When founding The Common Courtesy, we envisioned a website promoting civility and mutual respect in political discourse in the hopes that this would lead to cooperation. The president’s comments earlier this month characterizing certain poorer countries in vulgar and demeaning terms are completely antithetical to our organization and its purpose. His words were unfair and unbefitting the highest representative office of the American people.
The comment, which came during a bipartisan meeting on immigration reform and the future of Deferred Action for Childhood Arrivals (DACA), belied Trump’s failure to recognize the difference between immigration policy and refugee policy. Both are very strict and involve long waits and numerous background checks. Both result in a select few receiving permission to reside in the United States. But each has its own process and each process prioritizes different characteristics in applicants. More importantly, each fulfills a different need for the U.S.
Those fleeing persecution, destitution, and genocidal regimes need a welcoming haven. We have a moral obligation to help people in need. On the Statue of Liberty, a symbol of the freedom of America to the world, the words of Emma Lazarus proclaim, “Give me your tired, your poor, Your huddled masses yearning to breathe free, The wretched refuse of your teeming shore. Send these, the homeless, tempest-tossed to me, I lift my lamp beside the golden door!” Admitting (some amount of) refugees is the right thing to do, and thus fulfills our duty to be good.
Furthermore, the United States in 1967 signed onto the Protocol – basically an update to the 1951 Convention – of the Office of the United Nations High Commissioner for Refugees (UNHCR). This set the definition of a refugee as “someone who is unable or unwilling to return to their country of origin owing to a well-founded fear of being persecuted for reasons of race, religion, nationality, membership of a particular social group, or political opinion.” In the half century that followed, we have committed ourselves to support other campaigns on the resettlement of such people. In other words, admitting refugees fulfills our duty to keep our word.
Outside of obligations to morality and standing by our commitments, the cost of helping refugees is comparatively low and the demand is high, all the more reason to take care of those in need. The United States, already a melting pot, has an enormous population drawn from all over the world. We could help a significant number of people without changing the culture of our nation. This should not be an issue of party.

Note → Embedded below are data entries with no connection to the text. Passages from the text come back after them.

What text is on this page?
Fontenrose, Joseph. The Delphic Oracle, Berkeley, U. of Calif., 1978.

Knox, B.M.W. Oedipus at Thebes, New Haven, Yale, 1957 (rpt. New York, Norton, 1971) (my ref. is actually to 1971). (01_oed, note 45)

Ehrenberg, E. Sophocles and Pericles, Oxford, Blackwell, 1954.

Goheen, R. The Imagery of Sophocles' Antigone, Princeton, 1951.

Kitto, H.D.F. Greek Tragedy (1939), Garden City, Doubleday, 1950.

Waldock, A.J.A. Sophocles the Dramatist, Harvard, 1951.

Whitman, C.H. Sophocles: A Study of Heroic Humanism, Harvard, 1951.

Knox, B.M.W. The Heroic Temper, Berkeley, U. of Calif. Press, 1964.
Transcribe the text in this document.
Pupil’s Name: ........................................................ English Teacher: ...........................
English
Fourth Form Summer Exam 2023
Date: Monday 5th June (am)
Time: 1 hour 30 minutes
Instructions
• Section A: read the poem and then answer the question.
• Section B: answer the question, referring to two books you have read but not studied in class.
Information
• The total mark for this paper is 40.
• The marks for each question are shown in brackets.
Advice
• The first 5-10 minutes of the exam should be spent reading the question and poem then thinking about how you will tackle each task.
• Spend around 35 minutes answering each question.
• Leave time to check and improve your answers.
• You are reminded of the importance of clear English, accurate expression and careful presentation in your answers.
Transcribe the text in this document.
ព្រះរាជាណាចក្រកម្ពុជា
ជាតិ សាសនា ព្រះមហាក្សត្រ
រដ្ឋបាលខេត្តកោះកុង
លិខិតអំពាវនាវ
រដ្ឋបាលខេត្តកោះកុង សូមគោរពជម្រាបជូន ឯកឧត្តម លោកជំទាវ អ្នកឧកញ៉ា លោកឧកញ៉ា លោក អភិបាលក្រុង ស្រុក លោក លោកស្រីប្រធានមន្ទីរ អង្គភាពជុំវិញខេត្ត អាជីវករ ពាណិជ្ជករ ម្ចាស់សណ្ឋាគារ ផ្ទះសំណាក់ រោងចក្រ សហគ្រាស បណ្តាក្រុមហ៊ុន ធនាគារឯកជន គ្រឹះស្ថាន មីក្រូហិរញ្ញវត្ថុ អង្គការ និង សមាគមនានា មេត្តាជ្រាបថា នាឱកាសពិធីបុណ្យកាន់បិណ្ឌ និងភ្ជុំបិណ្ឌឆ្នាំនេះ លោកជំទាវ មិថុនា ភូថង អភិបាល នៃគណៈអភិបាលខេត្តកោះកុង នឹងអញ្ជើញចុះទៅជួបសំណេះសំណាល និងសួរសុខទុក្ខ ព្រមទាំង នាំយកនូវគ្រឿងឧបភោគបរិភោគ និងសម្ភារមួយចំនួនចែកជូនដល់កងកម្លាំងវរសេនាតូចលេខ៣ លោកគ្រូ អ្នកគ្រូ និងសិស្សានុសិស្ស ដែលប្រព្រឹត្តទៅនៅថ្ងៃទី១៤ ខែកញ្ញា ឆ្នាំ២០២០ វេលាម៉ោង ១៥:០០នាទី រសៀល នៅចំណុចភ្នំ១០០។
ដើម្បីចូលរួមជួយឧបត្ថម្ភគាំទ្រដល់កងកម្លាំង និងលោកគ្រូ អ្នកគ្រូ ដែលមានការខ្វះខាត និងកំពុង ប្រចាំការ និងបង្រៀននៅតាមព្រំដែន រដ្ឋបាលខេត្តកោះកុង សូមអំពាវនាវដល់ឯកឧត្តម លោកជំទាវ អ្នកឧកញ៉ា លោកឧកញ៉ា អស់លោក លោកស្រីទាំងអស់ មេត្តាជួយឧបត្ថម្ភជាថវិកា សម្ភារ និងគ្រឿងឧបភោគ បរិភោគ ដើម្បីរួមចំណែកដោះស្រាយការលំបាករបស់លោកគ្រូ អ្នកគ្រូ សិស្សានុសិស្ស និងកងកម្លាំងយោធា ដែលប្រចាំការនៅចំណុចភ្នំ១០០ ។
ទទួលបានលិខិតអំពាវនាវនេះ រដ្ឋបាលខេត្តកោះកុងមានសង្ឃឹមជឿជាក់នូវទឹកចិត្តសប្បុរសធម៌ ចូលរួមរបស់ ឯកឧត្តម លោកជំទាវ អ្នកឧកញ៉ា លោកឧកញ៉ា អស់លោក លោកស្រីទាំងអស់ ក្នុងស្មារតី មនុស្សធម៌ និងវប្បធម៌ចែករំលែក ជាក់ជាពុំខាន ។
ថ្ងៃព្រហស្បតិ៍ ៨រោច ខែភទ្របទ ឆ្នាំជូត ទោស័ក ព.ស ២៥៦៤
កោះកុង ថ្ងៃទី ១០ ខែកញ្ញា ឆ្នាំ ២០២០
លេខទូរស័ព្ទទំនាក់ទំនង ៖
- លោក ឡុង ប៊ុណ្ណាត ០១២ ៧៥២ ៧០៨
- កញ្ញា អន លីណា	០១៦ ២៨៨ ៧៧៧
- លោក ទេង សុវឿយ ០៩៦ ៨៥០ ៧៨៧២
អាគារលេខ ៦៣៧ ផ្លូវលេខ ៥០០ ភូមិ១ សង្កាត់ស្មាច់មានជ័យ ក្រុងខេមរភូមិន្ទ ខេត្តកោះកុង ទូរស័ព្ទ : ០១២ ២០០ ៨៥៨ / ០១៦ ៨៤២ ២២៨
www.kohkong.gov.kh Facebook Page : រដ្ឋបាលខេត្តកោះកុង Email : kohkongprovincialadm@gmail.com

What is more likely to divide along party lines, however, is immigration policy – the other side of the ‘newcomer’ coin. Immigrants, as opposed to refugees, leave their countries for primarily economic reasons. Many come to the U.S. seeking to move up in the world, to make better lives for themselves and their families. The result is that the United States has a moral obligation to accept refugees, but it does not have that moral obligation to accept immigrants.
Immigrants have a state to look out for them (admittedly rarely as well as the United States), while refugees and asylum seekers are generally considered stateless citizens. This, in essence, is where the moral obligation for the refugee stems from. An immigrant does not have the same status. Claiming, “we are a nation of immigrants”, while being true, does not denote an obligation, nor is it a policy point. Being a nation of immigrants is our history. Therefore, we are not compelled to accept immigrants. However, the lack of a moral obligation to them does not mean the United States should not accept immigrants.
Our moral obligation fulfilled by a solid refugee policy, the choice of how we select immigrants takes on a new character. The problem that many Republicans have with the lottery-system immigration policy is that it is too random and does too little to serve our interests as a country.
The American Immigration Center defines this part of our current approach thusly:
The US government also offers a US Green Card Lottery Program, which allows people to win permanent legal residency in the US. The US Green Card Lottery Program is officially known as the Diversity Visa Lottery Program or the DV Lottery Program. Each year, this program allows 50,000 applicants to receive a green card (and thereby permanent legal residency in the US) as part of a random lottery selection process.
This aspect of our system is aimed at raising the number of “individuals from countries underrepresented in US immigration” that receive Green Cards. While pundits from left and right may argue about the nobility of this goal, all must agree that it subverts broader national interest to the idea of diversity.
The program should be replaced with something with more tangible benefits for our country. Merit-based immigration, similar to what our allies to the north have, is what the United States should adopt. Many progressive nations like Australia, Canada, New Zealand, Denmark, Germany, and the U.K., often accept more refugees per capita than the United States, but they have stricter immigration policies, where they will only take the wealthier and highly educated immigrants. Studies have shown that merit-based immigration leads to immigrants finding jobs more quickly, fewer problems with integration, and increased technological innovation.
Our country should move to a merit-based system like our allies, so we may we reap the benefits that immigrants can bring. Doing this, paired with an updated and nuanced refugee policy, satisfies both our obligations to the world and to ourselves.